GBP/USD: Morgan Stanley says sterling’s outperformance set to fade next year

Published 24/11/2025, 10:28
Updated 24/11/2025, 10:38
© Reuters.

Investing.com -- Sterling’s outperformance is set to fade next year as the Bank of England moves toward a deeper easing cycle and the pound loses the carry advantage that supported it through 2025, according to Morgan Stanley’s 2026 outlook.

The bank remains bullish into the first quarter, expecting GBP/USD to benefit from broad U.S. dollar weakness and still-elevated carry, but sees the trend reversing as incoming data force markets to price a more accommodative policy path.

Morgan Stanley notes that the pound has surprised a widely bearish consensus, largely because its carry remained high enough to attract inflows without triggering fiscal concerns.

Its “Sterling Scowl” framework shows the combination of carry and volatility has kept the currency supported, even as investors debated whether the BoE would ultimately deliver a deep cutting cycle. That hesitation is set to vanish in 2026, the bank argues, as disinflationary momentum strengthens, labor market slack builds and fiscal impulse wanes.

Economists at the firm expect investors to grow more comfortable pricing Bank Rate down toward 2.75%, a shift that would erode sterling’s carry advantage and push the currency into the weaker side of the Sterling Scowl.

Morgan Stanley still sees GBP/USD briefly rising toward 1.36 on a softer dollar, but expects the pound to lag risk-sensitive peers and to follow the euro lower within the broader carry regime.
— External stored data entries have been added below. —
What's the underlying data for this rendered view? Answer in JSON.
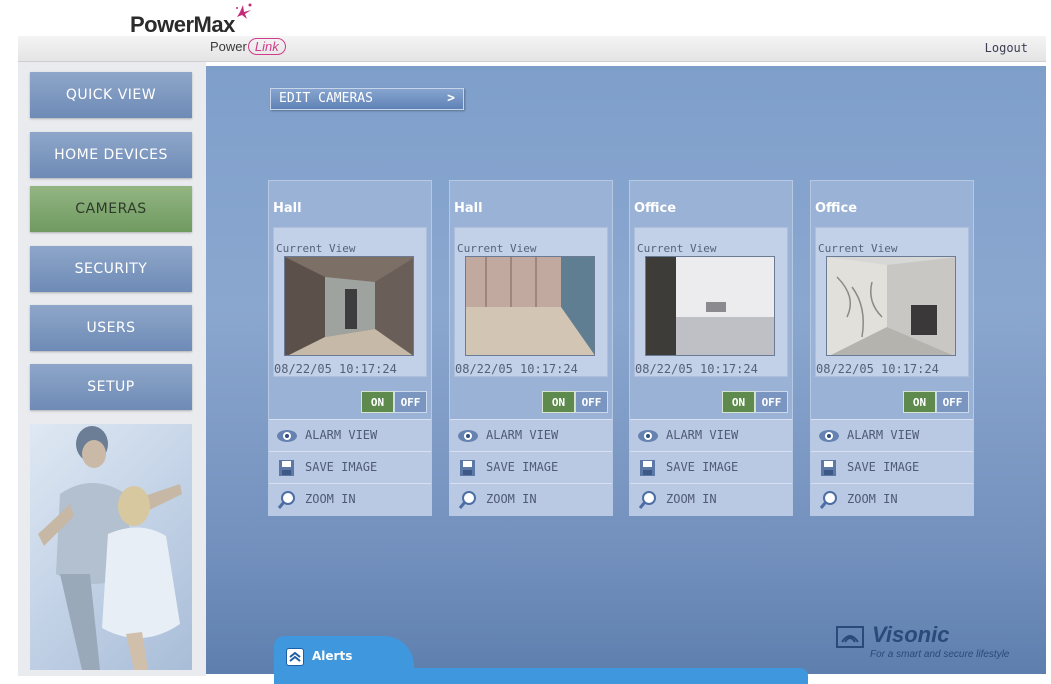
{
  "brand": {
    "logo": "PowerMax",
    "sub_logo_prefix": "Power",
    "sub_logo_suffix": "Link"
  },
  "header": {
    "logout": "Logout"
  },
  "sidebar": {
    "items": [
      {
        "label": "QUICK VIEW",
        "active": false
      },
      {
        "label": "HOME DEVICES",
        "active": false
      },
      {
        "label": "CAMERAS",
        "active": true
      },
      {
        "label": "SECURITY",
        "active": false
      },
      {
        "label": "USERS",
        "active": false
      },
      {
        "label": "SETUP",
        "active": false
      }
    ]
  },
  "main": {
    "edit_cameras": "EDIT CAMERAS",
    "cameras": [
      {
        "name": "Hall",
        "current_view": "Current View",
        "timestamp": "08/22/05  10:17:24",
        "on": "ON",
        "off": "OFF"
      },
      {
        "name": "Hall",
        "current_view": "Current View",
        "timestamp": "08/22/05  10:17:24",
        "on": "ON",
        "off": "OFF"
      },
      {
        "name": "Office",
        "current_view": "Current View",
        "timestamp": "08/22/05  10:17:24",
        "on": "ON",
        "off": "OFF"
      },
      {
        "name": "Office",
        "current_view": "Current View",
        "timestamp": "08/22/05  10:17:24",
        "on": "ON",
        "off": "OFF"
      }
    ],
    "actions": {
      "alarm_view": "ALARM VIEW",
      "save_image": "SAVE IMAGE",
      "zoom_in": "ZOOM IN"
    }
  },
  "alerts": {
    "label": "Alerts"
  },
  "footer": {
    "brand": "Visonic",
    "tagline": "For a smart and secure lifestyle"
  },
  "colors": {
    "active_nav": "#7aa26a",
    "nav": "#7d98c1",
    "panel": "#7f9fcb",
    "alerts": "#3f97dd"
  }
}
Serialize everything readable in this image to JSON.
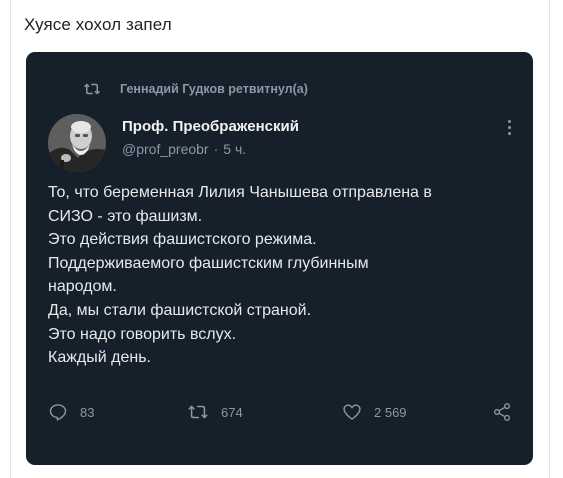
{
  "post": {
    "caption": "Хуясе хохол запел"
  },
  "tweet": {
    "retweeted_by": "Геннадий Гудков ретвитнул(а)",
    "author_name": "Проф. Преображенский",
    "author_handle": "@prof_preobr",
    "separator": "·",
    "time_ago": "5 ч.",
    "text_lines": [
      "То, что беременная Лилия Чанышева отправлена в",
      "СИЗО - это фашизм.",
      "Это действия фашистского режима.",
      "Поддерживаемого фашистским глубинным",
      "народом.",
      "Да, мы стали фашистской страной.",
      "Это надо говорить вслух.",
      "Каждый день."
    ],
    "actions": {
      "replies": "83",
      "retweets": "674",
      "likes": "2 569"
    }
  },
  "icons": {
    "retweet_header": "retweet-icon",
    "reply": "reply-icon",
    "retweet": "retweet-icon",
    "like": "heart-icon",
    "share": "share-icon",
    "more": "more-icon"
  },
  "colors": {
    "card_background": "#15202b",
    "primary_text": "#e7e9ea",
    "secondary_text": "#8b98a5"
  }
}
While GBP’s carry is unlikely to drop far enough to turn the currency into a funding vehicle, the bank says it may lose enough appeal to fall off investors’ buy lists.

Whether growth or carry becomes the dominant driver will be critical. Stronger U.K. growth next year could eventually bolster sentiment, especially if fiscal risks recede, while productivity gains and AI-related improvements are cited as potential upside factors.

Downside risks, according to Morgan Stanley, include renewed fiscal worries or a steeper BoE easing path, with cuts toward 2% seen as especially negative for sterling.